The library that I used for searching is called Bleve. Bleve provides a Lucene-like search which provides a way to:

  • Create Search Indexes
  • Search for content in the Search Indexes created

A Search Index is a representation of searchable data and it allows you to retrieve items from persistent storage. Bleve optimizes search time through the use of indexes, instead of going through the full text.

Bleve also provides other tooling to help make a more refined search or to receive better search results, such as analyzers and scoring. Analyzers only index items that specify the analyzer definition. For example, an English analyzer will only index English words. Scoring is a way to weight different query results. Bleve also provides a CLI tool that is very helpful for debugging.

A note on Terraform Resource vs. Data Source:

“Resources are a component of your infrastructure” . Resources are where services or infrastructure is defined. “Data sources allow data to be fetched or computed for use elsewhere in Terraform configuration”. Data sources are used when you want to use a resource that was defined in another project. For our use case, we were more concerned with where resources were defined and created as opposed to where they were used. To do this, it was better to index only resources and not data sources so that the search result would return only the file that the resource was initially created in.

When the app starts, it does a batch download of all the files in the bucket containing all the Terraform State files, then indexes each file into a predefined Bleve index.
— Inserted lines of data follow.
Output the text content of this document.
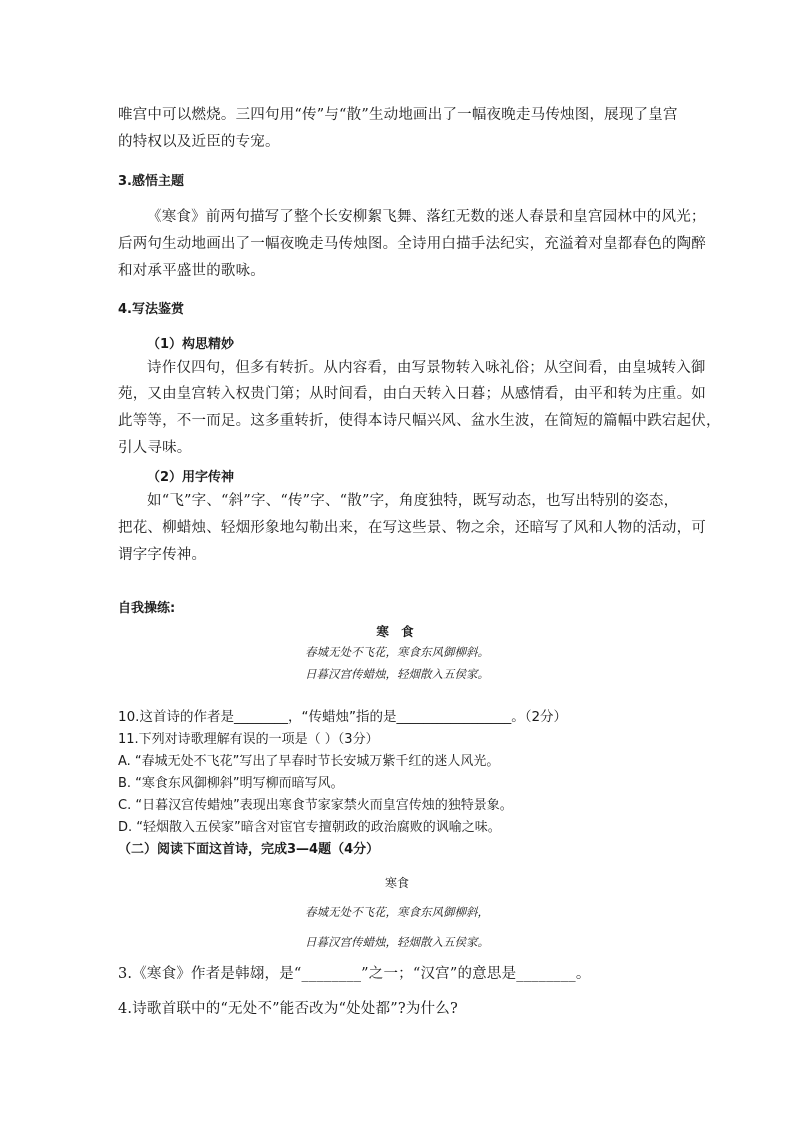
唯宫中可以燃烧。三四句用“传”与“散”生动地画出了一幅夜晚走马传烛图，展现了皇宫
的特权以及近臣的专宠。
3.感悟主题
《寒食》前两句描写了整个长安柳絮飞舞、落红无数的迷人春景和皇宫园林中的风光；
后两句生动地画出了一幅夜晚走马传烛图。全诗用白描手法纪实，充溢着对皇都春色的陶醉
和对承平盛世的歌咏。
4.写法鉴赏
（1）构思精妙
诗作仅四句，但多有转折。从内容看，由写景物转入咏礼俗；从空间看，由皇城转入御
苑，又由皇宫转入权贵门第；从时间看，由白天转入日暮；从感情看，由平和转为庄重。如
此等等，不一而足。这多重转折，使得本诗尺幅兴风、盆水生波，在简短的篇幅中跌宕起伏，
引人寻味。
（2）用字传神
如“飞”字、“斜”字、“传”字、“散”字，角度独特，既写动态，也写出特别的姿态，
把花、柳蜡烛、轻烟形象地勾勒出来，在写这些景、物之余，还暗写了风和人物的活动，可
谓字字传神。
自我操练:
寒 食
春城无处不飞花，寒食东风御柳斜。
日暮汉宫传蜡烛，轻烟散入五侯家。
10.这首诗的作者是________，“传蜡烛”指的是_________________。（2分）
11.下列对诗歌理解有误的一项是（ ）（3分）
A. “春城无处不飞花”写出了早春时节长安城万紫千红的迷人风光。
B. “寒食东风御柳斜”明写柳而暗写风。
C. “日暮汉宫传蜡烛”表现出寒食节家家禁火而皇宫传烛的独特景象。
D. “轻烟散入五侯家”暗含对宦官专擅朝政的政治腐败的讽喻之味。
（二）阅读下面这首诗，完成3—4题（4分）
寒食
春城无处不飞花，寒食东风御柳斜，
日暮汉宫传蜡烛，轻烟散入五侯家。
3.《寒食》作者是韩翃，是“________”之一；“汉宫”的意思是________。
4.诗歌首联中的“无处不”能否改为“处处都”?为什么?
It then parses the JSON, and stored information that needed to be indexable in a struct (tfstruct). Then the struct is stored in the Search Index with bleve.Index():

# search.go
tfstruct := Tfstate{
Name: name,
ID: id,
Content: data,
Path: path,
bleveIdx.Index(uuid, tfstruct)

Once the Terraform state files have been indexed, then querying is possible on the Bleve Index:

# search.go
query := bleve.NewQueryStringQuery(searchTerm)
search := bleve.NewSearchRequestOptions(query, limit, 0, false)
searchResults, err := bleveIdx.Search(search)

Part 3 — Listen for changes

To keep the state of the service the same as the state in s3, bucket notifications were added for any files updated or deleted in the bucket. The bucket notifications were put in an SQS queue and the program does long polling on the queue in a loop. If there is a bucket notification in the queue, the Search Index updates accordingly.

Setting bucket notifications in tf:

resource "aws_s3_bucket_notification" "bucket_notification" {
bucket = "${var.bucketName}"
queue {
queue_arn = "${aws_sqs_queue.stash.arn}"
events = ["s3:ObjectCreated:*", "s3:ObjectRemoved:*"]

Long polling in a loop:

# sqs.go
for {
err = longPoll(svc, resultURL)
if err != nil {
log.Errorf("Error Processing Queue Msg. Error: %d, trying again", err)


We are in the progress of migrating all our infrastructure to Terraform. At scale, it is difficult to know what services have been Terraformed and which haven’t. With the Terraform State Search, you can easily search if certain resources have been Terraformed or not. Having the ability to search if resources have been Terraformed or not allows developers to know what services have been migrated to Terraform and which ones have not been migrated yet.